My family has many members who sew, knit, crochet and bake for pleasure and profit. In my immediate family, I am most proud of the fact that my son and daughter both craft with me and independently. They use fabric paint, unconventional materials, fibers, and fabrics to express themselves creatively. I love that they default to upcycling and making when they need something.
What does it mean to you to be a maker in the world today?
As a maker, I think it is important to use my talents to be a change agent in my spheres of influence. As a Black maker, I think it is important for me to increase the representation and normalization of everyday life in people of color. So much of the craft world is geared toward the white experience. People of color are most often represented in political and protest contexts.
As a Black maker I think it's important to be visible in all aspects of our lives from the mundane to the monumental.

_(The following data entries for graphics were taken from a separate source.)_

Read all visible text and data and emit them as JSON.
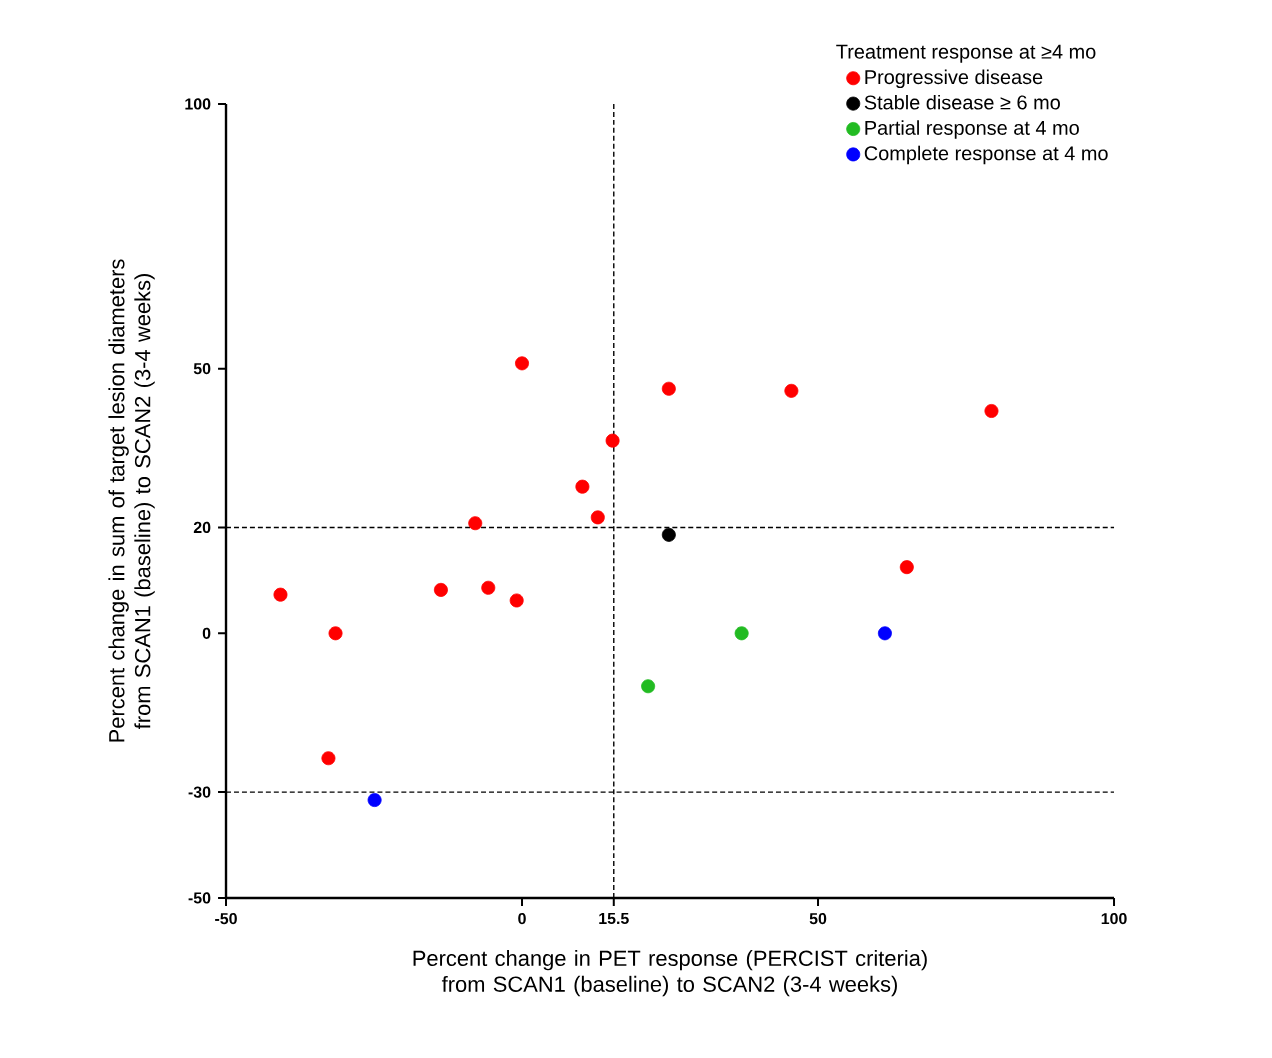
{
  "chart_data": {
    "type": "scatter",
    "xlabel": "Percent change in PET response (PERCIST criteria) from SCAN1 (baseline) to SCAN2 (3-4 weeks)",
    "ylabel": "Percent change in sum of target lesion diameters from SCAN1 (baseline) to SCAN2 (3-4 weeks)",
    "legend_title": "Treatment response at ≥4 mo",
    "legend": "top right",
    "marker": "circle",
    "grid": false,
    "xlim": [
      -50,
      100
    ],
    "xticks": [
      -50,
      0,
      15.5,
      50,
      100
    ],
    "ylim": [
      -50,
      100
    ],
    "yticks": [
      -50,
      -30,
      0,
      20,
      50,
      100
    ],
    "series": [
      {
        "name": "Progressive disease",
        "color": "#ff0000",
        "x": [
          -40.8,
          -31.5,
          -32.7,
          -13.7,
          -7.9,
          -5.7,
          -0.9,
          0,
          10.2,
          12.8,
          15.3,
          24.8,
          45.5,
          65,
          79.3
        ],
        "values": [
          7.3,
          0,
          -23.6,
          8.2,
          20.8,
          8.6,
          6.2,
          51,
          27.7,
          21.9,
          36.4,
          46.2,
          45.8,
          12.5,
          42
        ]
      },
      {
        "name": "Stable disease ≥ 6 mo",
        "color": "#000000",
        "x": [
          24.8
        ],
        "values": [
          18.6
        ]
      },
      {
        "name": "Partial response at 4 mo",
        "color": "#22bb22",
        "x": [
          21.3,
          37.1
        ],
        "values": [
          -10,
          0
        ]
      },
      {
        "name": "Complete response at 4 mo",
        "color": "#0000ff",
        "x": [
          -24.9,
          61.3
        ],
        "values": [
          -31.5,
          0
        ]
      }
    ],
    "ref_lines": [
      {
        "axis": "x",
        "value": 15.5,
        "line_style": "dashed"
      },
      {
        "axis": "y",
        "value": 20,
        "line_style": "dashed"
      },
      {
        "axis": "y",
        "value": -30,
        "line_style": "dashed"
      }
    ]
  }
}
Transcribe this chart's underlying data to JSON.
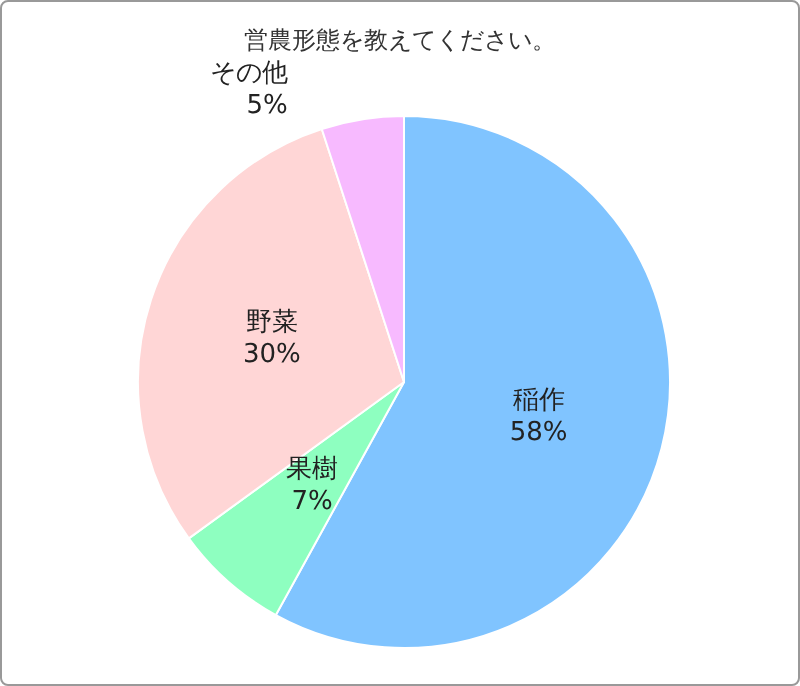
{
  "chart_data": {
    "type": "pie",
    "title": "営農形態を教えてください。",
    "categories": [
      "稲作",
      "果樹",
      "野菜",
      "その他"
    ],
    "values": [
      58,
      7,
      30,
      5
    ],
    "colors": [
      "#80c4ff",
      "#8effc0",
      "#ffd6d6",
      "#f7baff"
    ],
    "value_labels": [
      "58%",
      "7%",
      "30%",
      "5%"
    ],
    "legend": false
  }
}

While playing on the playground, my daughter was told by a different race playmate that her natural hair looked weird when worn in Afro puffs. She loves her hair and was hurt by the comment. As we processed the experience, I searched for fabric with little girls that looked like her. I couldn’t find any, so I made some. I designed fabric to illustrate and celebrate our hair in its natural everyday state. I decided to make what I wish existed and she loved it! It is important for me as a Black maker to use my voice to speak louder than those that intend to oppress.
Being a maker means being a member of a community and being willing to use your voice to be an ally to lend your voice to support others. When a couture sewing company that I supported used the descriptor "nude" to classify their expensive new collection featuring beige fabric, I contacted them. As a dedicated customer whose nude skin is not beige, I educated them on how the word is rooted in white privilege and served to marginalize and exclude people of color. I suggested they consider a name change because it upholds a system of white supremacy and privilege that oppresses. The owner of the company treated my concerns as irrelevant and dismissed me.
My support of the brand connected me with other fans of the craft. I wrote reviews, tutorials, and blog posts of the projects I made supporting the brand. The responses I received from the company led to my pulling support for the brand. My blog readers joined the conversation, talked on their platforms, contacted the company, and decided to boycott the brand. A virtual friend I met through the brand decided to walk beside me as the conversations went on for months. She conceived the “Nude is Not a Color” community quilt. The quilt has 25 diverse contributors who shared blocks that represented the nude skin of a loved one. It is a strong statement of makers standing together against white privilege.
Being a maker means being a member of a community and being willing to use your voice to be an ally to lend your voice to support others.
The quilt expanded the conversation while educating people and changing minds in the process. In time, the company eventually made the name change. The "Nude is Not a Color" quilt was recently purchased by the Henry Ford Museum in Detroit, Michigan. The quilt, along with stories and perspectives of the contributors, will be on display in March 2021 and become a part of its permeant collection. Being a maker means using your talents and your voice to make an impact and a difference in your world.